The decision, announced following a nearly hour-long private session for legal advice, was instigated by Ward 3 Coun. Andrew Stevens. “It is the 11 of us who are accountable to the public,” Stevens remarked, highlighting the council’s responsibility in the wake of a troubling financial review.
The motion, supported by councillors Stevens, Bresciani, LeBlanc, Nelson, Stadnichuk, and Zachidniak, faced opposition from councillors Hawkins, Findura, Mancinelli, Mohl, and Mayor Sandra Masters. The split vote reflects deep divisions over the management and future of REAL, an organization reported to be over $17 million in debt.
The crux of the issue centers around a financial review conducted by accounting firm MNP, which revealed that REAL’s business model is currently unsustainable without significant city subsidies. “That showed us, and the public, what is going on,” stated Ward 7 Coun. Terina Nelson, underscoring the need for deeper investigation into REAL’s finances.
This report comes in the wake of REAL’s failed rebranding efforts and concerns over potential conflicts of interest involving CEO Tim Reid’s private consulting firm. Despite these issues, CEO Tim Reid remains in his position, now reporting directly to the council.
Coun. Bob Hawkins, representing the council on the REAL board for the past year, expressed confidence in the board’s capabilities, stating, “I have seen nothing to suggest we should have nothing but confidence in [the board].” However, the majority felt a change was necessary, with Ward 4 Coun. Lori Bresciani articulating the difficulty in approving further funding without significant restructuring.

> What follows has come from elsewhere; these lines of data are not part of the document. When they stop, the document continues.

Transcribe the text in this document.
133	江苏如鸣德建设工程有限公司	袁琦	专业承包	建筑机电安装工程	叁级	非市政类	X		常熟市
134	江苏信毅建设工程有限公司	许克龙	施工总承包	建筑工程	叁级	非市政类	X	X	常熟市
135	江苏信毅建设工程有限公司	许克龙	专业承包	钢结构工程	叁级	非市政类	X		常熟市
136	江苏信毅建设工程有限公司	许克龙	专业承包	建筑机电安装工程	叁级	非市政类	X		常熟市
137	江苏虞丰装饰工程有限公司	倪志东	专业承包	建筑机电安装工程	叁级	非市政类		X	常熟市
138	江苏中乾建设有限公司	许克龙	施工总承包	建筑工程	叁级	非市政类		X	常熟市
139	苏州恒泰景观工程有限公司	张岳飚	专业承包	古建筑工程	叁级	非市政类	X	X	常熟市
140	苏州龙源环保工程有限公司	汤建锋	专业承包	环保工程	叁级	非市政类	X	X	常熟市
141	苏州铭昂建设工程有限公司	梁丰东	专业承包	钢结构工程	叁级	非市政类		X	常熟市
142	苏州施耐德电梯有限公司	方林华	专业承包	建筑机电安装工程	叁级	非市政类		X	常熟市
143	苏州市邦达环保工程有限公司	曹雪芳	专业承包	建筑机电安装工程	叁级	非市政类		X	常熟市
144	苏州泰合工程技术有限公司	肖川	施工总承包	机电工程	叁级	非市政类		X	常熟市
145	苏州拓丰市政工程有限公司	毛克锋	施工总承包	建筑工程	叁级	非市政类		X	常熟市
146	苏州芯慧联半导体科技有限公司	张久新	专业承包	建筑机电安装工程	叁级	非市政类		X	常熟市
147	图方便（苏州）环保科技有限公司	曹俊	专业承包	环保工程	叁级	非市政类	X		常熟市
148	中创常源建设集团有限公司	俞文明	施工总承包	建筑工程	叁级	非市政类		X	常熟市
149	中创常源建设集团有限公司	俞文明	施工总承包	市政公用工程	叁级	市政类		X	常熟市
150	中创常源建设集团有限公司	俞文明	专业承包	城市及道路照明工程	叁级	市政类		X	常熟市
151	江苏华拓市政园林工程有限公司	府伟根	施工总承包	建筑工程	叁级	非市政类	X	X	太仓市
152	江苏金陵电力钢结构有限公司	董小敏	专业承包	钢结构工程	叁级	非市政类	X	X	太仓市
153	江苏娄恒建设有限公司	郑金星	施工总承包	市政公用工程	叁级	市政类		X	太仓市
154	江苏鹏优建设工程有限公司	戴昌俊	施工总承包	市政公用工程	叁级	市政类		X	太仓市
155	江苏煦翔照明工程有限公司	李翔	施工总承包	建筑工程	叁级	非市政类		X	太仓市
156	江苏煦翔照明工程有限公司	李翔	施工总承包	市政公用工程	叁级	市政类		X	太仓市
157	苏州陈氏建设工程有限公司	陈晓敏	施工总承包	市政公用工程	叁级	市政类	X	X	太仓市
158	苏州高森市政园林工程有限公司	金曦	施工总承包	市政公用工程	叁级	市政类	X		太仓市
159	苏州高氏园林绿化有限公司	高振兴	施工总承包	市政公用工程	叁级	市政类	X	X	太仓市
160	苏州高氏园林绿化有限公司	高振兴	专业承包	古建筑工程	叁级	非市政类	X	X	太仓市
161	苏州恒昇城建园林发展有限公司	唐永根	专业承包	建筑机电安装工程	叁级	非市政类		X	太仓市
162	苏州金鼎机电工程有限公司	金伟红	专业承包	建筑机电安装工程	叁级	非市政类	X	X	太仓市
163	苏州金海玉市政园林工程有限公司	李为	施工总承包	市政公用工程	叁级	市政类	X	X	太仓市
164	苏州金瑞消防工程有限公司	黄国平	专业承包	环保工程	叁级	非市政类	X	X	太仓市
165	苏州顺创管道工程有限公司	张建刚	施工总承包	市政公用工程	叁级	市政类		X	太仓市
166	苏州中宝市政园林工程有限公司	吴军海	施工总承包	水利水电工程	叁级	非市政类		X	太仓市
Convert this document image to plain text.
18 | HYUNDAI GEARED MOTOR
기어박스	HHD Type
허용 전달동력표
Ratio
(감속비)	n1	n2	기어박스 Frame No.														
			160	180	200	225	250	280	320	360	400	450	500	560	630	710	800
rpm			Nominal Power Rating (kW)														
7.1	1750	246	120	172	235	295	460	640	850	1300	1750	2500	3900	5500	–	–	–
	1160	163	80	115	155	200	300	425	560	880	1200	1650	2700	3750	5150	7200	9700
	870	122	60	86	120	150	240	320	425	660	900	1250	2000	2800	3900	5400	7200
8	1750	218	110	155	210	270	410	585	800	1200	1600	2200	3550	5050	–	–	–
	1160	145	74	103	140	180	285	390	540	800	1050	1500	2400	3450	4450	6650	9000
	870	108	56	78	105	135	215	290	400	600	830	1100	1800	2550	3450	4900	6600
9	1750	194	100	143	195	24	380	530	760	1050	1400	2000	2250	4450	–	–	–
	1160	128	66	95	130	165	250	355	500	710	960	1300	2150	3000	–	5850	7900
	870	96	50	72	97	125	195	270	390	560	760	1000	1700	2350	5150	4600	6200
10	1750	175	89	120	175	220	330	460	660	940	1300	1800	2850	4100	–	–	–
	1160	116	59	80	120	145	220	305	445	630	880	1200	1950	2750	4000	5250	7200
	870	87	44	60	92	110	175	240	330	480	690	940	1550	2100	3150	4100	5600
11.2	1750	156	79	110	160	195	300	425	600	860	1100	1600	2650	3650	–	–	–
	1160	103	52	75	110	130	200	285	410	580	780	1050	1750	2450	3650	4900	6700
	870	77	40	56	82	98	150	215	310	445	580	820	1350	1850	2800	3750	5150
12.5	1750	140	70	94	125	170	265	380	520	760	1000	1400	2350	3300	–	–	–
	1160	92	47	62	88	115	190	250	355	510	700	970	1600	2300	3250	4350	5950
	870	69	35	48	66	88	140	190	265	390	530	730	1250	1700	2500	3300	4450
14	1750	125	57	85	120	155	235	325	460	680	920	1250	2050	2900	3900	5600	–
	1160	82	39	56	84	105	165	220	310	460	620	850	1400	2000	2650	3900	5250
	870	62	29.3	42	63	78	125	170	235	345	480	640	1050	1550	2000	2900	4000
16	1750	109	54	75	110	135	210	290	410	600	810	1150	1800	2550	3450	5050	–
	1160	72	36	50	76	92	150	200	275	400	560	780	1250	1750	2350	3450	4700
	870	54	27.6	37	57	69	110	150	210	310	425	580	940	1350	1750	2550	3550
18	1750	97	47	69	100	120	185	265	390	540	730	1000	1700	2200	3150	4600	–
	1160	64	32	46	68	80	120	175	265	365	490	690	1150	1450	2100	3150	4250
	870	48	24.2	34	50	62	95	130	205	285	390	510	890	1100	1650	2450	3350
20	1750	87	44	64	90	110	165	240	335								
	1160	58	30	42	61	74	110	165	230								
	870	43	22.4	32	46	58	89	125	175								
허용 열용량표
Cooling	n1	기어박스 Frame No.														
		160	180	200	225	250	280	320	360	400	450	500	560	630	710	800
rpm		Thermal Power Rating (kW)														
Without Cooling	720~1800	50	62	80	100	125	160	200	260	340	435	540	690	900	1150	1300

The financial straits of REAL are stark, with the MNP report stating that the organization would need to host an equivalent of four to seven Grey Cups annually just to break even post-2028. The organization’s losses have been mounting, totaling millions over the past three years.
In response to the vote, all voting members of REAL’s board resigned, as confirmed by the City of Regina. The city administration will now nominate interim board appointees, pending council approval. This shift marks a significant change in governance, with the potential for REAL to be dissolved and its assets managed directly by the city.
Councillor Jason Mancinelli cautioned against hasty decisions, highlighting the potential negative impact on tourism and the organization. “Please slow down,” he urged his colleagues, expressing concern over rushed decision-making.
City Manager Niki Anderson assured the council of the administration’s capability to oversee operations, countering concerns about bureaucratic inefficiency and lack of creativity.
The council’s decision, while addressing immediate financial and operational concerns, opens a new chapter in the management of REAL, with significant implications for the organization’s future and the city’s role in its operations. A report on the future of REAL, including the possibility of its dissolution, is expected by the second quarter of next year.